A substance has been discovered that could revolutionize the global economy by replacing silly putty, experts in Los Alamos claim. The semisolid, termed “Mucusplex” by its creators, is more than twice as elastic, packs four hundred percent more snugly into a plastic eggshell, and has the exciting and new trait of tending to violently explode when compressed above a certain arbitrary and constantly fluctuating limit. The research team was scheduled for an interview, but this is invalidated by our next news item, which is the mysterious vapourization of all of Los Alamos. A exhaustive CIA investigation successfully concluded that this incident was, in fact, under the jurisdiction of the FBI, who subsequently arrested and convicted a nearby local farmer for excessive belching. He was executed four seconds ago, and his last words were reportedly a heartfelt confession of his illicit and passionate lust for herpes-afflicted carp.

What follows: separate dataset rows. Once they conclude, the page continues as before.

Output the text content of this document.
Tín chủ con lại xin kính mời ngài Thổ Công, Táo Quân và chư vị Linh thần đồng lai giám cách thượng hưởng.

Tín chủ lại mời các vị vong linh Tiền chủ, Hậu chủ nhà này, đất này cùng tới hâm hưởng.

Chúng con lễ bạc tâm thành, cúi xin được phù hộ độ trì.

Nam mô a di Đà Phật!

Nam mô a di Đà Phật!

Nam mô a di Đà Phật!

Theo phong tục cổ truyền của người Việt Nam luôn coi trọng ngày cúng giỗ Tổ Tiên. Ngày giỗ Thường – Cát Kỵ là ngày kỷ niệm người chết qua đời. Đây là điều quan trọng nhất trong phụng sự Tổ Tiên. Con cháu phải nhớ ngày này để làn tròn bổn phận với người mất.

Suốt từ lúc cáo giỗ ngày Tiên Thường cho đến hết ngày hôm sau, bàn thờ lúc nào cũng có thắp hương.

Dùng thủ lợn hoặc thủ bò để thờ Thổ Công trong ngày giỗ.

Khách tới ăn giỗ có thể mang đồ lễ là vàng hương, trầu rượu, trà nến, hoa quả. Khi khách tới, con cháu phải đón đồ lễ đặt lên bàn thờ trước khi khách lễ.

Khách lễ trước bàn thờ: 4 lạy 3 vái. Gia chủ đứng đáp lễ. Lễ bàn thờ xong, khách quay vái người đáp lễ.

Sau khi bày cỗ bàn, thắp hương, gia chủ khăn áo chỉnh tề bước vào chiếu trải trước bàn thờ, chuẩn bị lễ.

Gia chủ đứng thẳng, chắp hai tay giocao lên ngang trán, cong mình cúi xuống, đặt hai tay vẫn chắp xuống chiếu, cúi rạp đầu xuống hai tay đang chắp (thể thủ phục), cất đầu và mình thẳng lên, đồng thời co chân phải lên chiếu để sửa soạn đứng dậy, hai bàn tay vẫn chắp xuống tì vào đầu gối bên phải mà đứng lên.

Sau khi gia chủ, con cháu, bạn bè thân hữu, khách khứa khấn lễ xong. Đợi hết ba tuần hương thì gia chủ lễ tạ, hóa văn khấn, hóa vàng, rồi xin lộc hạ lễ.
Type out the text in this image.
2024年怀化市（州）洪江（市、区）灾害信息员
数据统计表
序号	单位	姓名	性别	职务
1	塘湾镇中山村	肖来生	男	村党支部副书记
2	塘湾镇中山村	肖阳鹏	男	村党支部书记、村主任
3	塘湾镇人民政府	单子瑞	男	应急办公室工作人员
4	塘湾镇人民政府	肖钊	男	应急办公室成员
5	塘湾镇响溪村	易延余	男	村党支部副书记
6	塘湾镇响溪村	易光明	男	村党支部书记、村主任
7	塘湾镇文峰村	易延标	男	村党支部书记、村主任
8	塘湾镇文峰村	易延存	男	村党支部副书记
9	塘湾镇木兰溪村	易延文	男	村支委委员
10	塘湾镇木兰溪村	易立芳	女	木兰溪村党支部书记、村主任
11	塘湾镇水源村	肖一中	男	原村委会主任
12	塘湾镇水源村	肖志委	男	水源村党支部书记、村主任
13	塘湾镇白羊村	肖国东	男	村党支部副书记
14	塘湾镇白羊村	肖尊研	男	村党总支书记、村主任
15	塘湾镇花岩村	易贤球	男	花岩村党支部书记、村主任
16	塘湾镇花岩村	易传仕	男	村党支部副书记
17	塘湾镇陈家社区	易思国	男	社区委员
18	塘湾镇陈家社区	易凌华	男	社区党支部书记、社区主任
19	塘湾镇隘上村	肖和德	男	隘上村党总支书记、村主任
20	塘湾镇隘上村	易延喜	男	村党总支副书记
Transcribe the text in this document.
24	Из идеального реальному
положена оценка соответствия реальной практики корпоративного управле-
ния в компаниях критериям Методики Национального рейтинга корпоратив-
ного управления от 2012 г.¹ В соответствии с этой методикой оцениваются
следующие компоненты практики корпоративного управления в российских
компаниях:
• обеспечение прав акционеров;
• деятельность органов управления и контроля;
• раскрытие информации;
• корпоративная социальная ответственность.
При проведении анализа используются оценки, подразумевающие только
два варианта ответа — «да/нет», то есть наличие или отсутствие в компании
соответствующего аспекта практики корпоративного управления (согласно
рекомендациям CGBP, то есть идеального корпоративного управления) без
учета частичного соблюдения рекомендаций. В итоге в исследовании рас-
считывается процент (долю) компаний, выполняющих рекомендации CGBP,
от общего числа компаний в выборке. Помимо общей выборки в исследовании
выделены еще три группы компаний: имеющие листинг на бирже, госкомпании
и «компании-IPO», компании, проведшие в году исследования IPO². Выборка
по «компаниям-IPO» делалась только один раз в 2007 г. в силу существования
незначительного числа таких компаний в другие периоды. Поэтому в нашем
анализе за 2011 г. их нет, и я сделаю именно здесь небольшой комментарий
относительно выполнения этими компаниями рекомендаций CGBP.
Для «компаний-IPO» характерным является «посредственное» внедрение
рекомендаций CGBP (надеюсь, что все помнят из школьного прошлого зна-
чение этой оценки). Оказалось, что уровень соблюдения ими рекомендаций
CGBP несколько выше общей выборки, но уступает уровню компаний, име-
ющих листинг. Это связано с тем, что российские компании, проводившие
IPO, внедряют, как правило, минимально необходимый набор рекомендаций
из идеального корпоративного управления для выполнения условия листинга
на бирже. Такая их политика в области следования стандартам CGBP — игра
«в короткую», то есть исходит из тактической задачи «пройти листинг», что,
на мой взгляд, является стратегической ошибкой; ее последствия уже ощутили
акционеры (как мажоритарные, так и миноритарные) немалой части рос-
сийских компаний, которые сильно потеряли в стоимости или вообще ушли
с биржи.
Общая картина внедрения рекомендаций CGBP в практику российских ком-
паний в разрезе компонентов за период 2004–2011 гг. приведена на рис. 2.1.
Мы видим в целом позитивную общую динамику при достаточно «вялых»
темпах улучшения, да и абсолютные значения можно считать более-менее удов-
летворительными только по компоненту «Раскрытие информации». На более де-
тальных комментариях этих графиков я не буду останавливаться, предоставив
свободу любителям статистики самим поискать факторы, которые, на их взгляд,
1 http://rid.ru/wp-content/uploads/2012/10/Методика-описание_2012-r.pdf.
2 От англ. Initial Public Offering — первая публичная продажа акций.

And now our colossal, epic, mega-sized, absolutely false towering news item: France, Belgium, and Rhodesia have fused into a single collective mass of sentient matter, transforming into a five-dimensional shape so elaborate that to look at it unscrews your eyeballs from your sockets and places them delicately in your underwear. Though rendered above the scope of mortal thought, the entity was still able to communicate in five brief skits of “charades,” each beautiful enough to send hardened tobacco-chewers into sobbing, spitting fits of joy. Roughly translated, it is currently tapping into the alleged “life-soul” of the entire planet, which it will use to “bring the death of a thousand camemberts upon the false-planet, the asteroid, the contemptible lesser” in a manner deemed so complete and utter that “he will have never existed nor un-existed.” Earth’s first reaction has been to mourn the overpoweringly sorrowful loss of chocolate and cheese that has stricken us today.
This has been OMG’s Not Really News. I’m Joey Fishlips, and if you or anyone you love should suffer a tragedy, I will be happy to point and laugh at you if it is sufficiently entertaining.